Another Swedish spine register study reported that non-respondents had inferior clinical outcomes [6], while other studies support our findings of similar postoperative outcomes for non-respondents versus respondents [2, 4, 5, 16,17,18]. Minor differences in PROMs have been reported between non-respondents and respondents, but the magnitudes of these differences were assessed as clinically irrelevant [21].

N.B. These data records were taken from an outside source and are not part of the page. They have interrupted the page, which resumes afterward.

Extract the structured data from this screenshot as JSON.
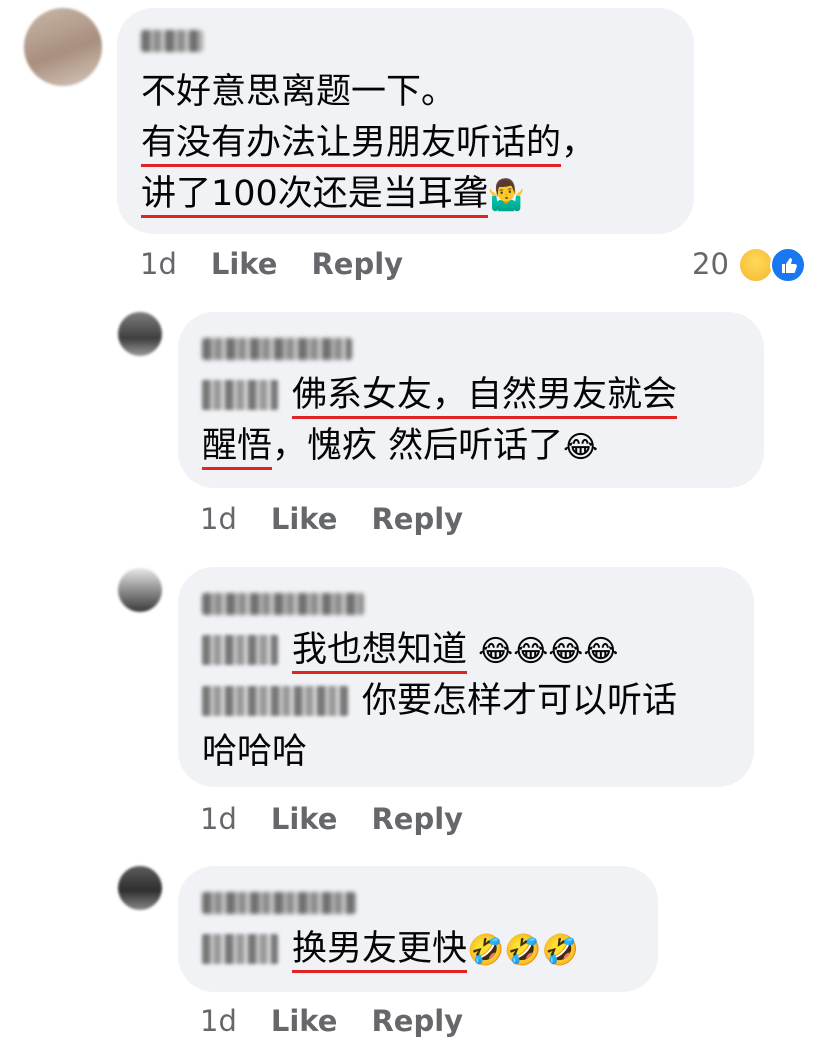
{
  "comments": [
    {
      "name": "",
      "lines": [
        {
          "plain": "不好意思离题一下。"
        },
        {
          "underlined": "有没有办法让男朋友听话的",
          "tail": "，"
        },
        {
          "underlined": "讲了100次还是当耳聋",
          "tail": ""
        }
      ],
      "emoji_end": "🤷‍♂️",
      "time": "1d",
      "like": "Like",
      "reply": "Reply",
      "reaction_count": "20",
      "reaction_icons": [
        "laughing-emoji-icon",
        "thumbs-up-icon"
      ]
    },
    {
      "name": "",
      "line1_underlined": "佛系女友，自然男友就会",
      "line2_underlined": "醒悟",
      "line2_rest": "，愧疚 然后听话了",
      "emoji": "😂",
      "time": "1d",
      "like": "Like",
      "reply": "Reply"
    },
    {
      "name": "",
      "line1_underlined": "我也想知道",
      "emojis": "😂😂😂😂",
      "line2_rest": "你要怎样才可以听话",
      "line3": "哈哈哈",
      "time": "1d",
      "like": "Like",
      "reply": "Reply"
    },
    {
      "name": "",
      "line1_underlined": "换男友更快",
      "emojis": "🤣🤣🤣",
      "time": "1d",
      "like": "Like",
      "reply": "Reply"
    }
  ],
  "colors": {
    "bubble": "#f0f2f5",
    "meta": "#65676b",
    "underline": "#e02424",
    "like_blue": "#1877f2"
  }
}
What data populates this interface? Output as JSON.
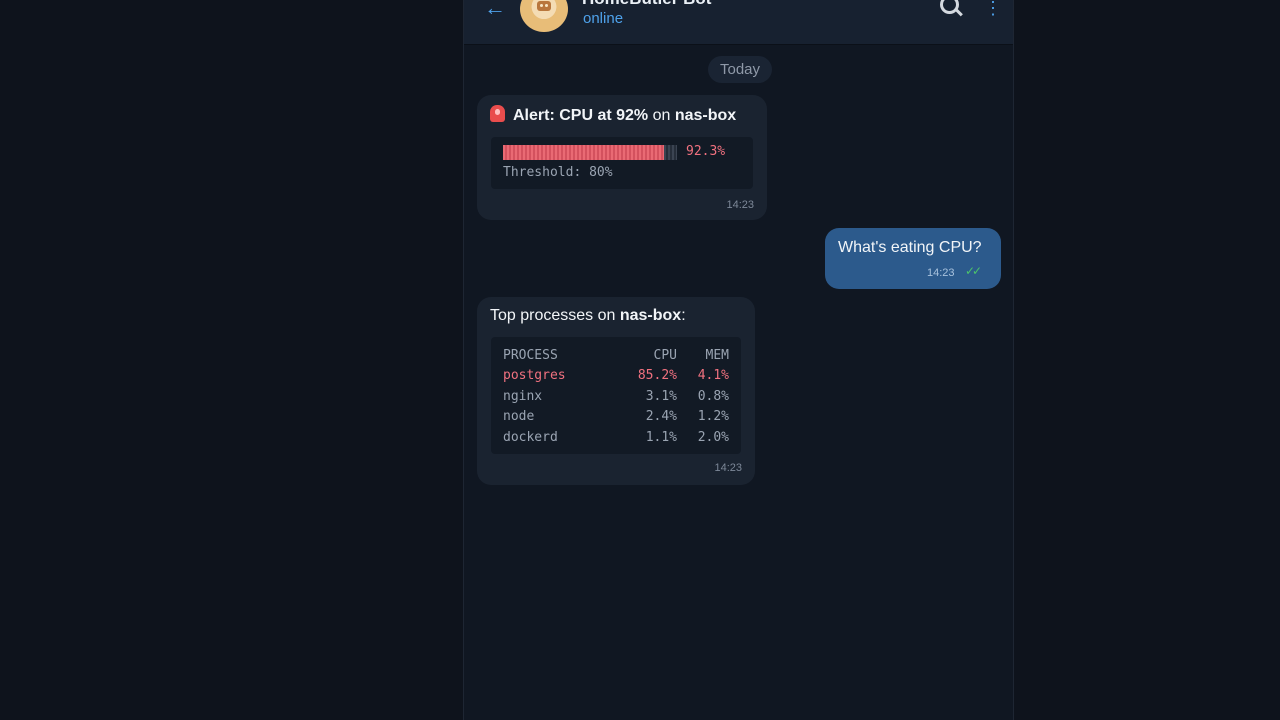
{
  "header": {
    "title": "HomeButler Bot",
    "status": "online",
    "back_icon": "arrow-left-icon",
    "search_icon": "search-icon",
    "more_icon": "more-vertical-icon"
  },
  "chat": {
    "date_chip": "Today",
    "alert": {
      "prefix": "Alert: CPU at 92%",
      "on": " on ",
      "host": "nas-box",
      "bar_fraction": 0.923,
      "bar_label": "92.3%",
      "threshold": "Threshold: 80%",
      "time": "14:23",
      "colors": {
        "bar": "#e96a74",
        "danger_text": "#f0717f"
      }
    },
    "outgoing": {
      "text": "What's eating CPU?",
      "time": "14:23",
      "status_icon": "double-check-icon"
    },
    "processes": {
      "prefix": "Top processes on ",
      "host": "nas-box",
      "suffix": ":",
      "headers": [
        "PROCESS",
        "CPU",
        "MEM"
      ],
      "rows": [
        [
          "postgres",
          "85.2%",
          "4.1%"
        ],
        [
          "nginx",
          "3.1%",
          "0.8%"
        ],
        [
          "node",
          "2.4%",
          "1.2%"
        ],
        [
          "dockerd",
          "1.1%",
          "2.0%"
        ]
      ],
      "time": "14:23"
    }
  }
}
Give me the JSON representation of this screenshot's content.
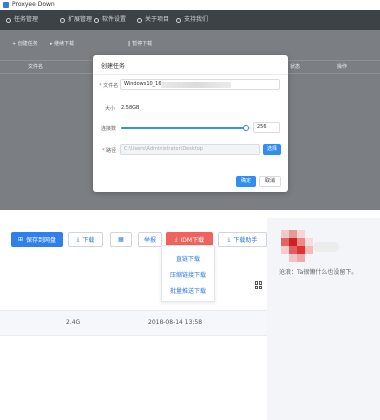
{
  "window": {
    "title": "Proxyee Down"
  },
  "topnav": {
    "items": [
      {
        "label": "任务管理"
      },
      {
        "label": "扩展管理"
      },
      {
        "label": "软件设置"
      },
      {
        "label": "关于项目"
      },
      {
        "label": "支持我们"
      }
    ]
  },
  "toolbar": {
    "items": [
      {
        "label": "创建任务"
      },
      {
        "label": "继续下载"
      },
      {
        "label": "暂停下载"
      }
    ]
  },
  "table": {
    "headers": [
      "文件名",
      "状态",
      "操作"
    ]
  },
  "dialog": {
    "title": "创建任务",
    "filename_label": "文件名",
    "filename_value": "Windows10_16",
    "size_label": "大小",
    "size_value": "2.58GB",
    "connections_label": "连接数",
    "connections_value": "256",
    "connections_fraction": 0.96,
    "path_label": "路径",
    "path_value": "C:\\Users\\Administrator\\Desktop",
    "choose_button": "选择",
    "confirm_button": "确定",
    "cancel_button": "取消"
  },
  "page": {
    "buttons": {
      "save_to_drive": "保存到网盘",
      "download": "下载",
      "share": "举报",
      "idm_download": "IDM下载",
      "download_helper": "下载助手"
    },
    "dropdown": {
      "items": [
        "直链下载",
        "压缩链接下载",
        "批量推送下载"
      ]
    },
    "file": {
      "size": "2.4G",
      "date": "2018-08-14 13:58"
    },
    "sidebar": {
      "ad_text": "沧浪：Ta很懒什么也没留下。"
    }
  },
  "colors": {
    "primary": "#2f80ed",
    "accent_red": "#f0625d",
    "nav_bg": "#3d4247",
    "overlay": "#7b7e82"
  }
}
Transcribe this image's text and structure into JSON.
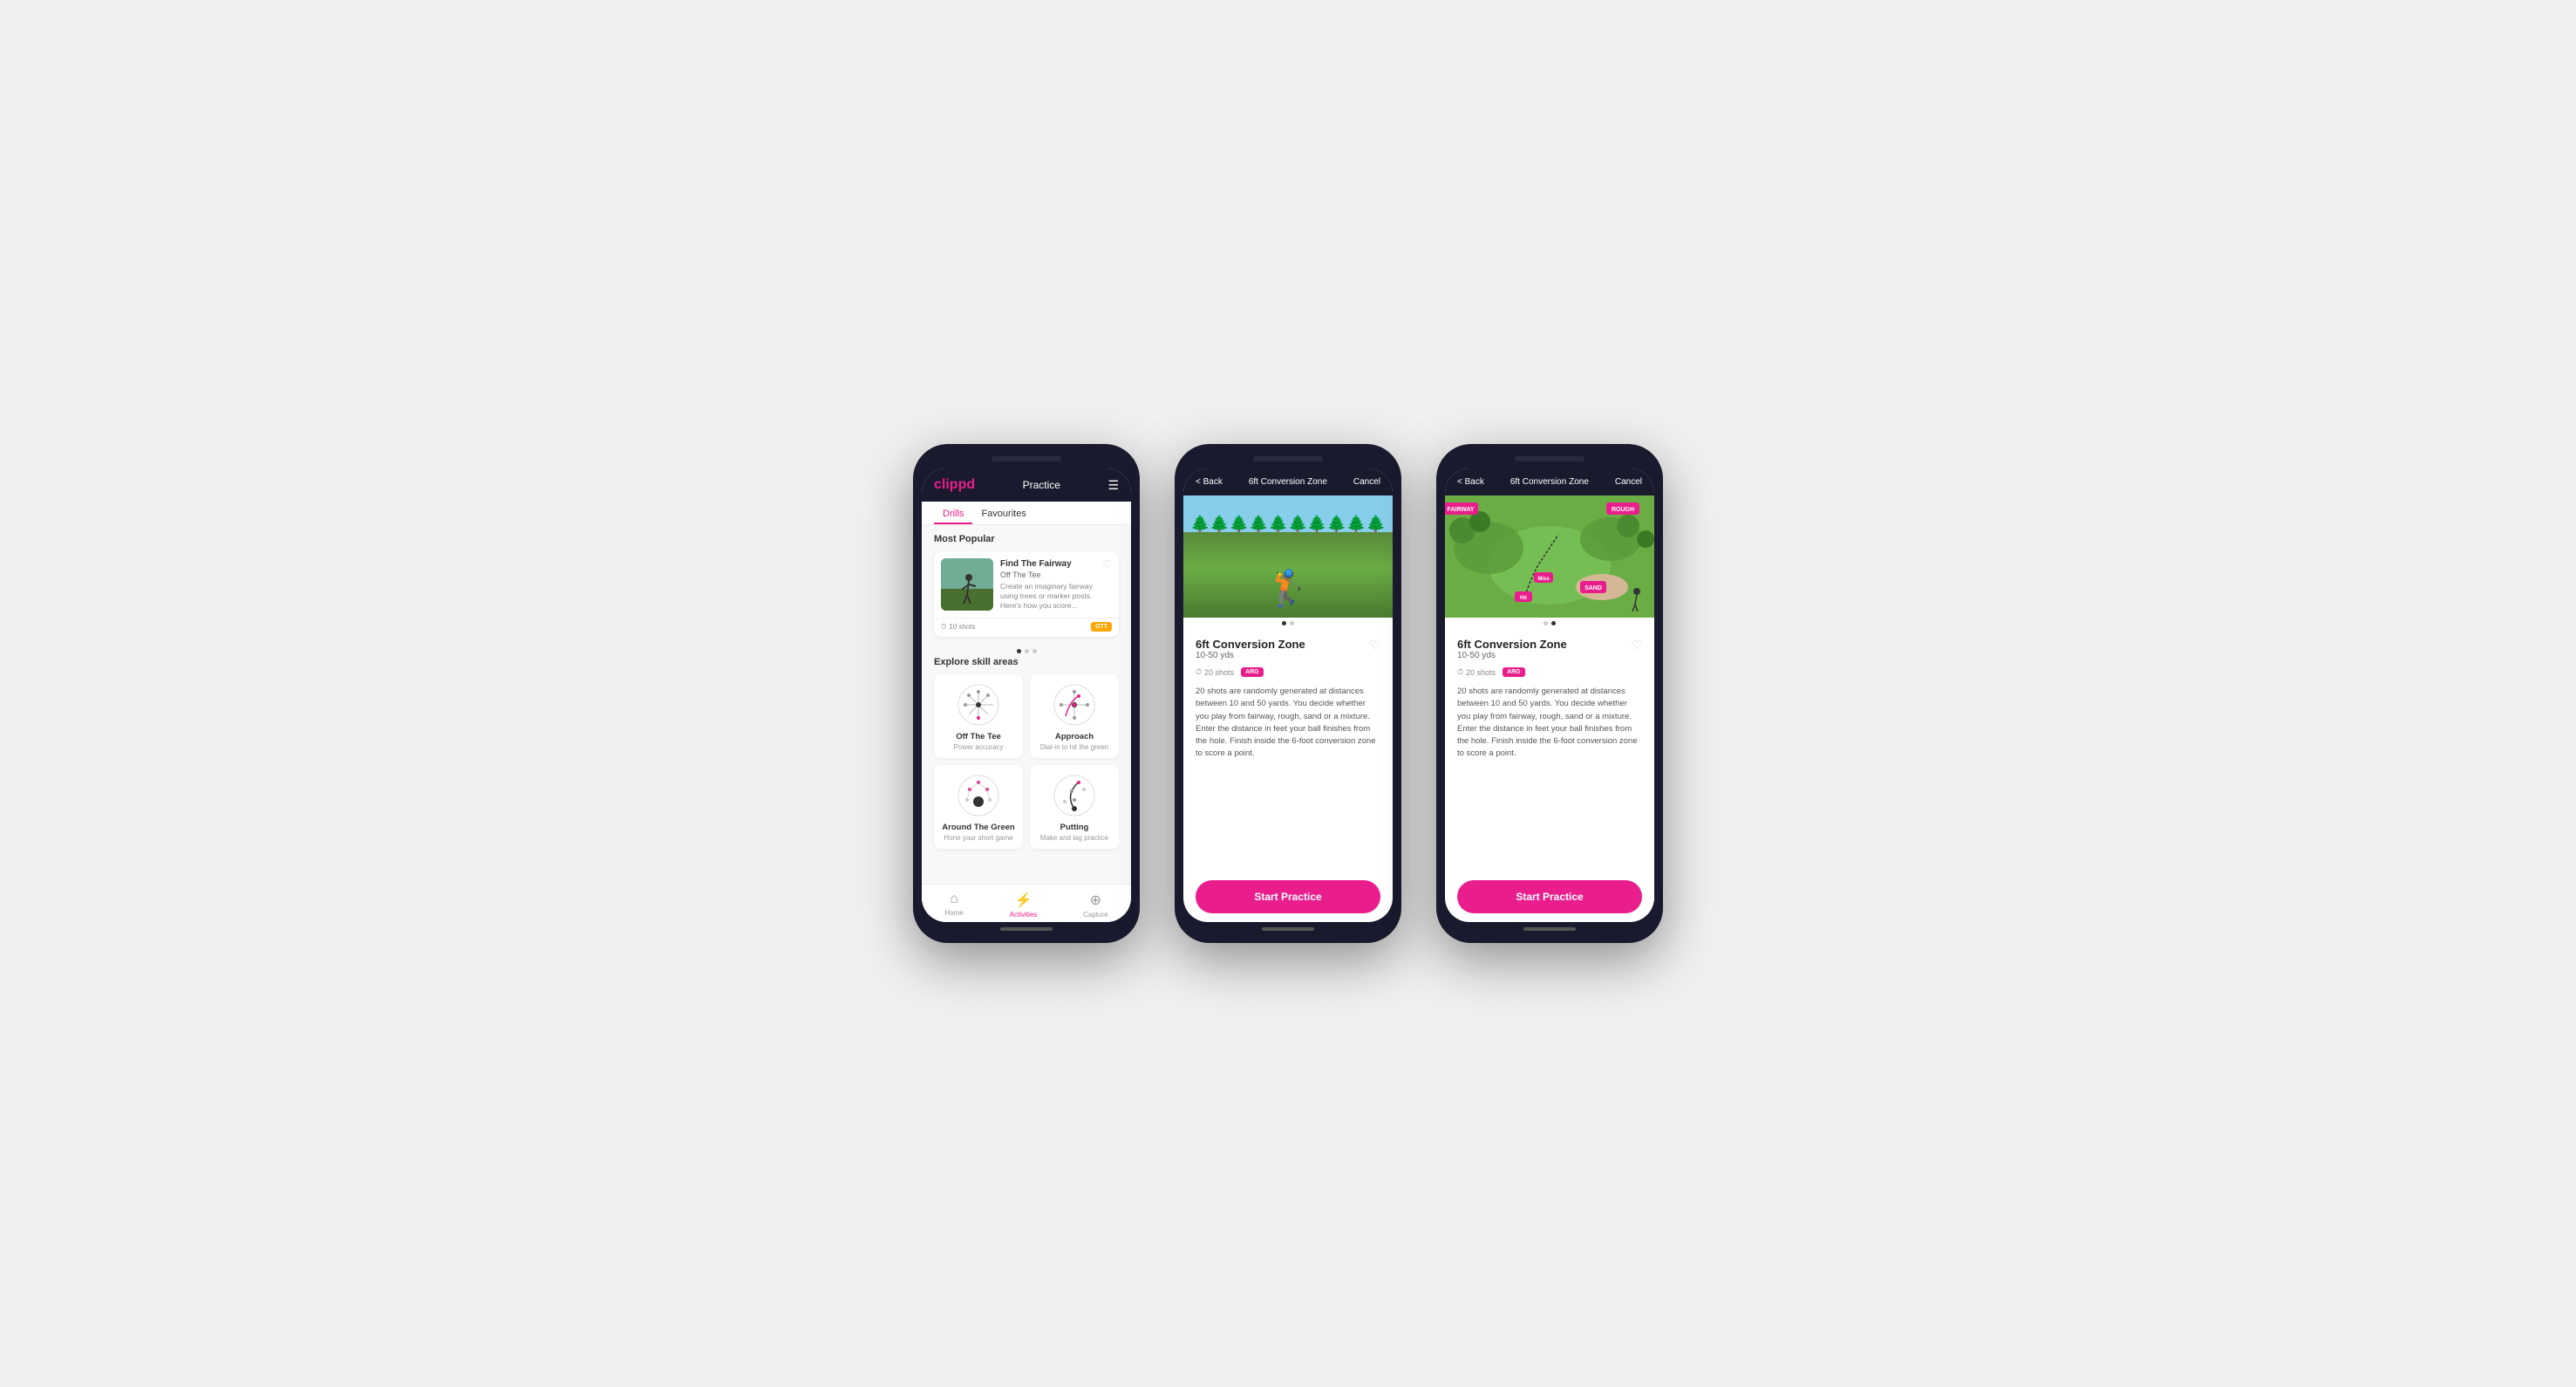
{
  "phone1": {
    "header": {
      "logo": "clippd",
      "title": "Practice",
      "menu_icon": "☰"
    },
    "tabs": [
      {
        "label": "Drills",
        "active": true
      },
      {
        "label": "Favourites",
        "active": false
      }
    ],
    "most_popular_title": "Most Popular",
    "featured_drill": {
      "title": "Find The Fairway",
      "subtitle": "Off The Tee",
      "description": "Create an imaginary fairway using trees or marker posts. Here's how you score...",
      "shots": "10 shots",
      "tag": "OTT"
    },
    "explore_title": "Explore skill areas",
    "skill_areas": [
      {
        "name": "Off The Tee",
        "desc": "Power accuracy",
        "key": "ott"
      },
      {
        "name": "Approach",
        "desc": "Dial-in to hit the green",
        "key": "approach"
      },
      {
        "name": "Around The Green",
        "desc": "Hone your short game",
        "key": "atg"
      },
      {
        "name": "Putting",
        "desc": "Make and lag practice",
        "key": "putting"
      }
    ],
    "bottom_nav": [
      {
        "label": "Home",
        "icon": "⌂",
        "active": false
      },
      {
        "label": "Activities",
        "icon": "⚡",
        "active": true
      },
      {
        "label": "Capture",
        "icon": "⊕",
        "active": false
      }
    ]
  },
  "phone2": {
    "header": {
      "back": "< Back",
      "title": "6ft Conversion Zone",
      "cancel": "Cancel"
    },
    "drill": {
      "title": "6ft Conversion Zone",
      "range": "10-50 yds",
      "shots": "20 shots",
      "tag": "ARG",
      "description": "20 shots are randomly generated at distances between 10 and 50 yards. You decide whether you play from fairway, rough, sand or a mixture. Enter the distance in feet your ball finishes from the hole. Finish inside the 6-foot conversion zone to score a point."
    },
    "start_label": "Start Practice"
  },
  "phone3": {
    "header": {
      "back": "< Back",
      "title": "6ft Conversion Zone",
      "cancel": "Cancel"
    },
    "drill": {
      "title": "6ft Conversion Zone",
      "range": "10-50 yds",
      "shots": "20 shots",
      "tag": "ARG",
      "description": "20 shots are randomly generated at distances between 10 and 50 yards. You decide whether you play from fairway, rough, sand or a mixture. Enter the distance in feet your ball finishes from the hole. Finish inside the 6-foot conversion zone to score a point."
    },
    "aerial_labels": [
      "Miss",
      "Hit",
      "SAND",
      "FAIRWAY",
      "ROUGH"
    ],
    "start_label": "Start Practice"
  }
}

Some studies suggest that loss to follow-up of as little as 5% [22, 23] may cause bias, while rates above 20% [24] could potentially lead to serious bias. There is a variation in loss to follow-up rates in spine register studies ranging from 12% [4] to 42% [2]. The loss to follow-up at 12 months after surgery in our study was 30%. Moreover, previous studies have implied that it is not the extent of loss to follow-up but the type of attrition that is relevant for the assessment of bias [1, 7, 25]. Classification of missing data based on Rubin´s and Little´s work differentiates between data missing at random (MAR), missing completely at random (MCAR), and missing at non-random (MNAR) [26]. In cases of MAR, the non-respondents and respondents differ at baseline but report similar clinical outcomes after treatment; in cases of MCAR, the groups are similar at baseline and report similar outcomes; in cases of MNAR, the two groups compared report different outcomes. The largest risk of bias in a registry setting arises in cases of MNAR—the results are based on respondents only [1]. The use of multiple imputations and mixed linear models are used to manage MNAR [25]. Parai et al. found the loss to follow-up in the Swedish spine registry to be of the MNAR type [6], while Solberg et al. and Højmark et al. found MAR as the mechanism of loss to follow-up in the Norwegian and Danish spine registries [4, 5]. In our study, data seem to be missing at random since baseline characteristics differ somewhat between non-respondents and respondents, but the two groups report similar outcomes.

The methods used by registries to collect data may influence patient response. Reasons for patients not responding can be related to forgetfulness, lack of interest, and questionnaires being too time demanding. Clinical visits and telephone interviews have been shown to increase response rates [5], but they are time-consuming, costly, and not practical in a register setting. A web-based registry has shown a high loss to follow-up (59%) [17]. A combination of postal and web-based methods could complement each other and increase response rates. NORspine plans to implement a combination of methods to increase the follow-up rate.

Strengths and limitations

The main weaknesses of our study are that we reached out to a sample of all potential register patients and that responsive non-respondents were compared to respondents at different time points, i.e., 12 months vs. 50 (36–64) months after surgery. However, previously published data have shown that patients who are followed longer than one year after spinal surgery keep reporting stable symptoms [27].

Conclusion

In this observational study based on data from a national spine registry, we found a 30% loss to follow-up at 12 months after surgery for lumbar spinal stenosis. We reached out to non-respondents after surgery and found that non-respondents were somewhat younger and more frequently smokers. However, non-respondents reported similar clinical outcomes compared to those who responded. Our findings suggest that attrition bias in NORspine was random and due to non-modifiable factors.